Amber Heard has talked about her queerness at the The Economist’s annual Pride & Prejudice conference in New York this week.
Heard – who first publicly discussed her sexual orientation for the first time in 2010 – had some interesting thoughts to share on her queerness.
I just answered honestly. I could tell by the look on this person’s face it was a big deal. My poor publicist. Then I realized the gravity of what I had done and why so many people—studio execs, agents, advisors—did not want this coming before my name. I became attached to a label. I’ve never seen myself defined by the person I’m with.
I saw myself being in this unique position and having a unique responsibility. So, I bit the bullet.”
Heard was told having the word “bisexual” attached to her name was problematic.
As a leading lady, there’s a certain amount of wish fulfillment.
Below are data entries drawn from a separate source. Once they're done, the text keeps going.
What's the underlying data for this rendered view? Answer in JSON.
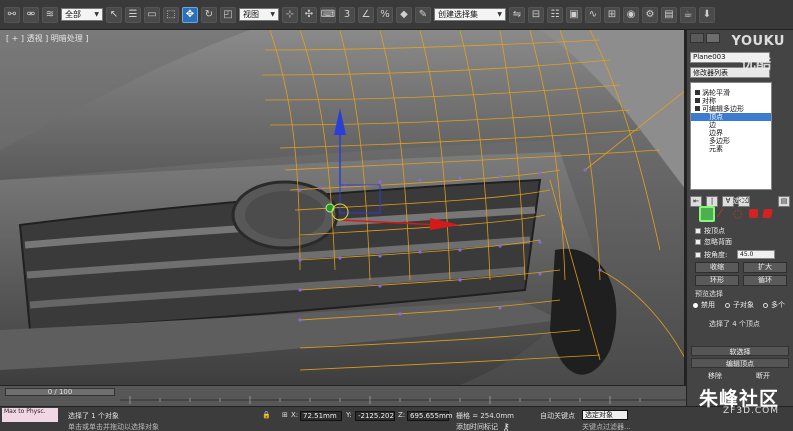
{
  "toolbar": {
    "filter_select": "全部",
    "refcoord_select": "视图",
    "named_sel_select": "创建选择集"
  },
  "viewport": {
    "label": "[ + ] 透视 ] 明暗处理 ]"
  },
  "watermark": {
    "brand_en": "YOUKU",
    "brand_cn": "优酷"
  },
  "command_panel": {
    "object_name": "Plane003",
    "modifier_list": "修改器列表",
    "stack": [
      {
        "label": "涡轮平滑",
        "indent": false
      },
      {
        "label": "对称",
        "indent": false
      },
      {
        "label": "可编辑多边形",
        "indent": false
      },
      {
        "label": "顶点",
        "indent": true,
        "selected": true
      },
      {
        "label": "边",
        "indent": true
      },
      {
        "label": "边界",
        "indent": true
      },
      {
        "label": "多边形",
        "indent": true
      },
      {
        "label": "元素",
        "indent": true
      }
    ],
    "selection": {
      "header": "选择",
      "by_vertex": "按顶点",
      "ignore_backfacing": "忽略背面",
      "by_angle": "按角度:",
      "angle_value": "45.0",
      "shrink": "收缩",
      "grow": "扩大",
      "ring": "环形",
      "loop": "循环",
      "preview_header": "预览选择",
      "preview_off": "禁用",
      "preview_sub": "子对象",
      "preview_multi": "多个",
      "status": "选择了 4 个顶点"
    },
    "soft_selection_header": "软选择",
    "edit_vertices_header": "编辑顶点",
    "remove": "移除",
    "break": "断开"
  },
  "timeline": {
    "frame": "0 / 100"
  },
  "status": {
    "maxscript": "Max to Physc.",
    "message": "选择了 1 个对象",
    "prompt": "单击或单击并拖动以选择对象",
    "x_label": "X:",
    "x_value": "72.51mm",
    "y_label": "Y:",
    "y_value": "-2125.202",
    "z_label": "Z:",
    "z_value": "695.655mm",
    "grid": "栅格 = 254.0mm",
    "auto_key": "自动关键点",
    "set_key_select": "选定对象",
    "add_time_tag": "添加时间标记",
    "key_filters": "关键点过滤器..."
  },
  "footer_logo": {
    "name": "朱峰社区",
    "url": "ZF3D.COM"
  }
}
I was asked ‘How is anyone going to invest in you romantically if they think you’re unavailable?’ I said, ‘Watch me do it.'”
I never have seen myself as defined by the person I’m with, the same way you’re not defined by the hair color of your partner—I never saw myself defined as one particular thing or not… I watched as I quickly became not actress Amber Heard, but out lesbian Amber Heard.”
Heard also says she is proud to see other actors in Hollywood coming out.
I stand here now amongst many of my romantic leading lady peers who are out and fluid. I’m one of many now, and I’m working.
If we’re meant to reflect the world around us, the whole point of telling stories and reaching audiences is to challenge the status quo, to push the envelope. Not just to meet the status quo. We’re in a unique position to do this. We need to be actively pushing.”
Heard argued that women are at the forefront of the LGBTQ fight in Hollywood.
If every gay man that I know personally in Hollywood came out tomorrow, then this would be a non-issue in a month.” Despite the progress that’s already been made, she said, “We have a long way to go.”